Le maire a refusé de démissionner, mais a accepté la démission de ses conseillers, lesquels n'ont pas adopté le budget primitif 2010. Ils n'ont pas, non plus, voté les comptes administratifs.

« C'est la troisième fois que Philippe Connant dérape, mettant ses idées politiques en exergue », déplorent les élus.
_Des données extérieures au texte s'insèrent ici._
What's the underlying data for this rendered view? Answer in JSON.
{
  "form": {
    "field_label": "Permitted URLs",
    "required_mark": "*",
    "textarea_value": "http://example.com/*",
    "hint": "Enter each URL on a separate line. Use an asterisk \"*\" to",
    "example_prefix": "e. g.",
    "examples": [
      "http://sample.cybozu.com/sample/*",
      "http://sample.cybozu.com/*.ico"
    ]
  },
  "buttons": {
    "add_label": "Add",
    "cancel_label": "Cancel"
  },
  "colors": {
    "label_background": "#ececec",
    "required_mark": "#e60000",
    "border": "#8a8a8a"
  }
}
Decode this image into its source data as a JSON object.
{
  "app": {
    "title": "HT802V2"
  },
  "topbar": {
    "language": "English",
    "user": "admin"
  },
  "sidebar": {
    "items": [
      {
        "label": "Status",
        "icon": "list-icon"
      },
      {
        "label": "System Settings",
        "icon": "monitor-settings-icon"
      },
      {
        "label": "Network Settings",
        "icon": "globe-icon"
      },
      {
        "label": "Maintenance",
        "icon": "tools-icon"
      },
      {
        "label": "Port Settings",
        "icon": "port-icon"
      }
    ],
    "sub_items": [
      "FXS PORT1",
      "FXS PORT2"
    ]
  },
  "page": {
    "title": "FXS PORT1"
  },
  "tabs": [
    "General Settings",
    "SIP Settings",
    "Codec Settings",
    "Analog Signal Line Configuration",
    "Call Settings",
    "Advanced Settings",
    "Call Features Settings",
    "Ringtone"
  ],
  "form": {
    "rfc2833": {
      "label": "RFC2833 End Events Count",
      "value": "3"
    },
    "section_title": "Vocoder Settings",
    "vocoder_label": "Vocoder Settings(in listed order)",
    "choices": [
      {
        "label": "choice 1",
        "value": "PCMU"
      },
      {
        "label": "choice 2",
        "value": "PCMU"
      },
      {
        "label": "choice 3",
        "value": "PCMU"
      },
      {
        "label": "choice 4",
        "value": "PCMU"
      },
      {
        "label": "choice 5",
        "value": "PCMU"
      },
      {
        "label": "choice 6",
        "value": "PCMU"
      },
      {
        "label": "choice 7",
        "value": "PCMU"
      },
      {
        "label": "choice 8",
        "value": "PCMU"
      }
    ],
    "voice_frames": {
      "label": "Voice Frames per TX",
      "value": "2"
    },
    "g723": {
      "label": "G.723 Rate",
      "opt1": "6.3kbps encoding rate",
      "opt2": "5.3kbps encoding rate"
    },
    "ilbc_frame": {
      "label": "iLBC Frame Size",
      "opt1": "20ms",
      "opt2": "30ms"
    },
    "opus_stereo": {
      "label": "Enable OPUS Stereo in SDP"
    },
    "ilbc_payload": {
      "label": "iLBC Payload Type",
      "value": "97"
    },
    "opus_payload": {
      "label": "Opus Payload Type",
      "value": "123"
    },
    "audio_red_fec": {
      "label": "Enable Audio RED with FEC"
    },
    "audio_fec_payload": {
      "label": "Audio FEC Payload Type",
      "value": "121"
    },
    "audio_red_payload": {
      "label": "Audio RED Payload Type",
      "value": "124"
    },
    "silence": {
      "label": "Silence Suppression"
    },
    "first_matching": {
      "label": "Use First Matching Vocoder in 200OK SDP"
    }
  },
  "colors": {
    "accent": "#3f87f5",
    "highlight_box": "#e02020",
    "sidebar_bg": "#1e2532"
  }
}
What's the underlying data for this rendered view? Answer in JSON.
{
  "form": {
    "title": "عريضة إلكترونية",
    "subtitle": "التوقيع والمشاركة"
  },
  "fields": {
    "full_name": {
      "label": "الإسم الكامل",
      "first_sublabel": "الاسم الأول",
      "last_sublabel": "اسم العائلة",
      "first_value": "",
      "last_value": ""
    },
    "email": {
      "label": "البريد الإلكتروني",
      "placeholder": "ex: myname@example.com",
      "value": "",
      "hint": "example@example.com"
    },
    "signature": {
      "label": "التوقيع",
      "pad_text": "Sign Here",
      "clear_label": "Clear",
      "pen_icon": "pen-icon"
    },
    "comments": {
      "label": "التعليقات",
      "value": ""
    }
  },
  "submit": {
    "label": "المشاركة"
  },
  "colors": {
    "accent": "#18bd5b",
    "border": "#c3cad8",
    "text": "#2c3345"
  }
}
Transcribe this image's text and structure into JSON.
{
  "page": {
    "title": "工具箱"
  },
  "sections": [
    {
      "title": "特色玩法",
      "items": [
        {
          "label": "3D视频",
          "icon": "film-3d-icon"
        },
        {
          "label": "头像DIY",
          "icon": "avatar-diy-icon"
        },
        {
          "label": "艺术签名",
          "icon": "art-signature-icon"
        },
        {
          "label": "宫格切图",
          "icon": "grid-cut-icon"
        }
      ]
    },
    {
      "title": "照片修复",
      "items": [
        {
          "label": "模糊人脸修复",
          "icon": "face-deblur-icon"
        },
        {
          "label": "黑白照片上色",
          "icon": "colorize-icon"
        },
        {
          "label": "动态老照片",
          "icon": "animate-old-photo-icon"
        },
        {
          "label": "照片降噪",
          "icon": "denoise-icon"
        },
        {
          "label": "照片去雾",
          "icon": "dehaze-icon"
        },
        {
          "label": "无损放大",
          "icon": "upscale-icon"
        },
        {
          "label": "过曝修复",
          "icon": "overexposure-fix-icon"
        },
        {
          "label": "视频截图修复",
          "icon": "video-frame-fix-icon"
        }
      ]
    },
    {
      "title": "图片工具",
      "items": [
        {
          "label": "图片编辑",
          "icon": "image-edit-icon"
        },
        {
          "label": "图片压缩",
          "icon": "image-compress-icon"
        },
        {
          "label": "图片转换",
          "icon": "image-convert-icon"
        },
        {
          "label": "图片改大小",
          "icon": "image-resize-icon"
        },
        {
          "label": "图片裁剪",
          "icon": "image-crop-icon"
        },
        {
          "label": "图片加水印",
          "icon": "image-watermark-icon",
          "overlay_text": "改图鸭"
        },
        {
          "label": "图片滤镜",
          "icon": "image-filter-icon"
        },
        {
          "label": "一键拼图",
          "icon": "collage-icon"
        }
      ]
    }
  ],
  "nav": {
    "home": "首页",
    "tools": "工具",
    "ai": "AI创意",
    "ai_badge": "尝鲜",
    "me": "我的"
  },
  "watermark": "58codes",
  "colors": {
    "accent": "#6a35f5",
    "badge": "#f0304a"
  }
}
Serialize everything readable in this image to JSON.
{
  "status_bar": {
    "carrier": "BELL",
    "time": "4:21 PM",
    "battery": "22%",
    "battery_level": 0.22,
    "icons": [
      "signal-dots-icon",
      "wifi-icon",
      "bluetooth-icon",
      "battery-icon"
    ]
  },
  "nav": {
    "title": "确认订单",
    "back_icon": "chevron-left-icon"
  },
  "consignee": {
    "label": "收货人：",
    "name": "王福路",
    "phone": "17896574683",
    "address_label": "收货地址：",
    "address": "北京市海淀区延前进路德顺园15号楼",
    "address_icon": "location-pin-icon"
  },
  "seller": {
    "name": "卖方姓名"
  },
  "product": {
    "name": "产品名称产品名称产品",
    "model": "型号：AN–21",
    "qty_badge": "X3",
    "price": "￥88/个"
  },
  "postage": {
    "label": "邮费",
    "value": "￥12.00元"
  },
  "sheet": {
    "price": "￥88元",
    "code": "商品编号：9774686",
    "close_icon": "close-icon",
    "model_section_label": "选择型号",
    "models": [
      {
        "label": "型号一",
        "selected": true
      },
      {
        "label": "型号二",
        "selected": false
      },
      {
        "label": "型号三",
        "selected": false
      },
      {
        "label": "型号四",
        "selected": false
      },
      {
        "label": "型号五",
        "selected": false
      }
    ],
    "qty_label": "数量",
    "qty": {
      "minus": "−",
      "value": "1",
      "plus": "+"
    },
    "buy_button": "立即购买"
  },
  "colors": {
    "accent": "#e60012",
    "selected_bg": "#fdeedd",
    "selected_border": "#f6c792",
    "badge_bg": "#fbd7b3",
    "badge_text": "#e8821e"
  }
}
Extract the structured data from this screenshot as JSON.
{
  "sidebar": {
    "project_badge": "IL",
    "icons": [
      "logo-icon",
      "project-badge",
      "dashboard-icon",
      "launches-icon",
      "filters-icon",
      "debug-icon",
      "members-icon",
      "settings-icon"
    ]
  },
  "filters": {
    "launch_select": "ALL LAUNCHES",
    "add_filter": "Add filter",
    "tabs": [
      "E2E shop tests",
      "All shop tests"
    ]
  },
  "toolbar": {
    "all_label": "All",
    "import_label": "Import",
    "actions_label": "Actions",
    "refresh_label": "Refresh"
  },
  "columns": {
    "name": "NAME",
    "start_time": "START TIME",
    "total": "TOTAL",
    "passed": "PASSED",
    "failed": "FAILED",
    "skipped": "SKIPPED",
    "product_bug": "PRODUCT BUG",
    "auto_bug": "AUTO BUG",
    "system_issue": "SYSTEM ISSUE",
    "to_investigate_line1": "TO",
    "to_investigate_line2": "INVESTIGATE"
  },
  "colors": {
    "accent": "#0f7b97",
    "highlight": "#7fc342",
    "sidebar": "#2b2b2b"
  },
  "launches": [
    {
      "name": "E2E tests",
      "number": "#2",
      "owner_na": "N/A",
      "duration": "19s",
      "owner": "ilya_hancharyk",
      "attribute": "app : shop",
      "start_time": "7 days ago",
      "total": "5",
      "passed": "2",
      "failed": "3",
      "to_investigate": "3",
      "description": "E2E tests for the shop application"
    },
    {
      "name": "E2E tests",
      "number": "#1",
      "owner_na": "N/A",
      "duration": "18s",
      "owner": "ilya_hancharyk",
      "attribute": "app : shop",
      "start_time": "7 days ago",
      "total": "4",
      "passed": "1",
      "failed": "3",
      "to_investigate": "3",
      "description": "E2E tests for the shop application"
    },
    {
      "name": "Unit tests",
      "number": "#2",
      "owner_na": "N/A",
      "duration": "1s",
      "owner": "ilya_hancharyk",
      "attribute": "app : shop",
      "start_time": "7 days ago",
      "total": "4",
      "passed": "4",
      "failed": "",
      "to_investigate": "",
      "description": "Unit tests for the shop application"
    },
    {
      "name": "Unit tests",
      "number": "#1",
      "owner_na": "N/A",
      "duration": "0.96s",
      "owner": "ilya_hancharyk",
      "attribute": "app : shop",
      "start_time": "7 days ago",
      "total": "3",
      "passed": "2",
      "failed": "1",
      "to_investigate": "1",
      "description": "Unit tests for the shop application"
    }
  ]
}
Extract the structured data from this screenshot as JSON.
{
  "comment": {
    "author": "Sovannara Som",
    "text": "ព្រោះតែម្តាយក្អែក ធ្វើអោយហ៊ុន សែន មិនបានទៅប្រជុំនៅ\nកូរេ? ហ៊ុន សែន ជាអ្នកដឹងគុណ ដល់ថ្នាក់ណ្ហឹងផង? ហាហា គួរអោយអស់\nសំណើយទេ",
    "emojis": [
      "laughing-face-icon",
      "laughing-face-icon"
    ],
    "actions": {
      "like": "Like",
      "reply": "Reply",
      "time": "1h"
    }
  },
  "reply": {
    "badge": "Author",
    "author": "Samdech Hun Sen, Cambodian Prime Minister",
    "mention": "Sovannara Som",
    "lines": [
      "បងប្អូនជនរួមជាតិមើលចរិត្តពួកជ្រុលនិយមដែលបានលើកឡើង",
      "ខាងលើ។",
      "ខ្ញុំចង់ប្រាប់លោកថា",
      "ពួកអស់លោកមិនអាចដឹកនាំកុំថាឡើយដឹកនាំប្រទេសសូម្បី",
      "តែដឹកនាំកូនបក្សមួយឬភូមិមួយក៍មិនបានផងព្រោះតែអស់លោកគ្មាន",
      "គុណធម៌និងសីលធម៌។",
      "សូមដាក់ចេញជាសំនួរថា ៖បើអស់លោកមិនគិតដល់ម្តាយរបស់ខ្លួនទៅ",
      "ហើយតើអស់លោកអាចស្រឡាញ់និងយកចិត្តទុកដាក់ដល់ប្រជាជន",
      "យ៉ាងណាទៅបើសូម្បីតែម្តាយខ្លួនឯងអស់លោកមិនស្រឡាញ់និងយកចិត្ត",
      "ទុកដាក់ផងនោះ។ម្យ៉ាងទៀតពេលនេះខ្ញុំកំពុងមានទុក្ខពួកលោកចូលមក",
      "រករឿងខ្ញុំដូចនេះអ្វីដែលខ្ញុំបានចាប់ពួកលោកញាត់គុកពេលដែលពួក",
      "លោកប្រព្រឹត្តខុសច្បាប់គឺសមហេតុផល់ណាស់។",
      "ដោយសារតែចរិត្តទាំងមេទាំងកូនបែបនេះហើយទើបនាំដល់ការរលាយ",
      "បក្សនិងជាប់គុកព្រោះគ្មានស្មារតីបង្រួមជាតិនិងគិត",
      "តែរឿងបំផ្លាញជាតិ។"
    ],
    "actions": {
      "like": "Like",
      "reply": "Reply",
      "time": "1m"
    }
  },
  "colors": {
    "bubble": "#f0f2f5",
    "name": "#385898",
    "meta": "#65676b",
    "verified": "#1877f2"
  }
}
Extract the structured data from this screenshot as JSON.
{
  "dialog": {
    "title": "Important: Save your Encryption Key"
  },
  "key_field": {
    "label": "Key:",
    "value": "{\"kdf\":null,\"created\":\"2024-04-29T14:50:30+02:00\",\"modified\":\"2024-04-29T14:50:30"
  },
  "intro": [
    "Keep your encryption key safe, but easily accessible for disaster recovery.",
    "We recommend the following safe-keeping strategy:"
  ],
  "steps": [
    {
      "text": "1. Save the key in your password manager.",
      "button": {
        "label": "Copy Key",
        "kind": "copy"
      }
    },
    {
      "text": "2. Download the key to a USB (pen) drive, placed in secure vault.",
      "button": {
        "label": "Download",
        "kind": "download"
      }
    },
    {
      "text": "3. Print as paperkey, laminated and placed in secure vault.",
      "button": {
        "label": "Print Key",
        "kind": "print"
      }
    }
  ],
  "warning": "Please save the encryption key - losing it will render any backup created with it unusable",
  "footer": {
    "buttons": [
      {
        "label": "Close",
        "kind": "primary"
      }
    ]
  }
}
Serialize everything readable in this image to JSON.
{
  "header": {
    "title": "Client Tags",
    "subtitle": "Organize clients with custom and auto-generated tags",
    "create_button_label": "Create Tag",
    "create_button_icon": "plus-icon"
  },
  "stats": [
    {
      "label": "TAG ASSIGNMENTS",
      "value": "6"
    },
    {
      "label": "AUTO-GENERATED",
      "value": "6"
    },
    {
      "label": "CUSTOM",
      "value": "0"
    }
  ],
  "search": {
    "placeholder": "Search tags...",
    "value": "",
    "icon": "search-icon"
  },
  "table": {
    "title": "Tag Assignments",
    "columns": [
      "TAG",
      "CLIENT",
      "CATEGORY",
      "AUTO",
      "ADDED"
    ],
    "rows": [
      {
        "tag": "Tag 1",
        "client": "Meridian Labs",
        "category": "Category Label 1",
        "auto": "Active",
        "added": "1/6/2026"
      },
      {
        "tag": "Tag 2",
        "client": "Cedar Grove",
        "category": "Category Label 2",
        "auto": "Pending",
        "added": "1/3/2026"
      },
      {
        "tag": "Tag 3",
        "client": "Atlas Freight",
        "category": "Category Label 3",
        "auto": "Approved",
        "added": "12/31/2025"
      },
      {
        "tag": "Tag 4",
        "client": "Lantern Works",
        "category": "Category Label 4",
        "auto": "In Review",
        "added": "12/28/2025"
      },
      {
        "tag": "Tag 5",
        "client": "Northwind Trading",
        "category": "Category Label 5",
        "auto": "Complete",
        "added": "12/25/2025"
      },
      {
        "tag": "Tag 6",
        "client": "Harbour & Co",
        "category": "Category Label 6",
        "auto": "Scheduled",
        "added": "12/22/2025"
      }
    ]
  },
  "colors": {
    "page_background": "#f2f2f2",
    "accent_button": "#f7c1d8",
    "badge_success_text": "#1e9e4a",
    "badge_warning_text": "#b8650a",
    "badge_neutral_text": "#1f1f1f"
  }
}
« Nous ne voulons plus être montrés du doigt. Nous voulons retrouver pour notre commune la sérénité d'antan. Plusieurs familles d'étrangers, de diverses origines, ont fait l'acquisition de maisons dans la commune, les restaurent et participent à l'économie de notre région. Ils sont les bienvenus, nous voulons vivre ensemble dans la quiétude de notre village. »

Les conseillers espèrent que des élections municipales partielles, consécutives à leurs démissions, permettront l'élection d'un nouveau maire. Pour rappel, Philippe Connant avait été réélu haut la main maire de cette commune de 130 habitants en 200 et sans même avoir fait acte de candidature. Il était injoignable, hier.

(1) Jean-Claude Hernando, maire-adjoint ; Melle Perreau, madame Reinert, Roger Blandin, Gilles Blandin, Francis Perdriat, Hervé Perdriat, Lionel Chapuis, conseillers municipaux.

(2) Dans le cadre d'un article sur le gros score réalisé par le Front national à Neuffontaines, au premier tour des Régionales, le maire affirmait que « quelqu'un qui s'appelle Mohamed n'est pas un Bourguignon ».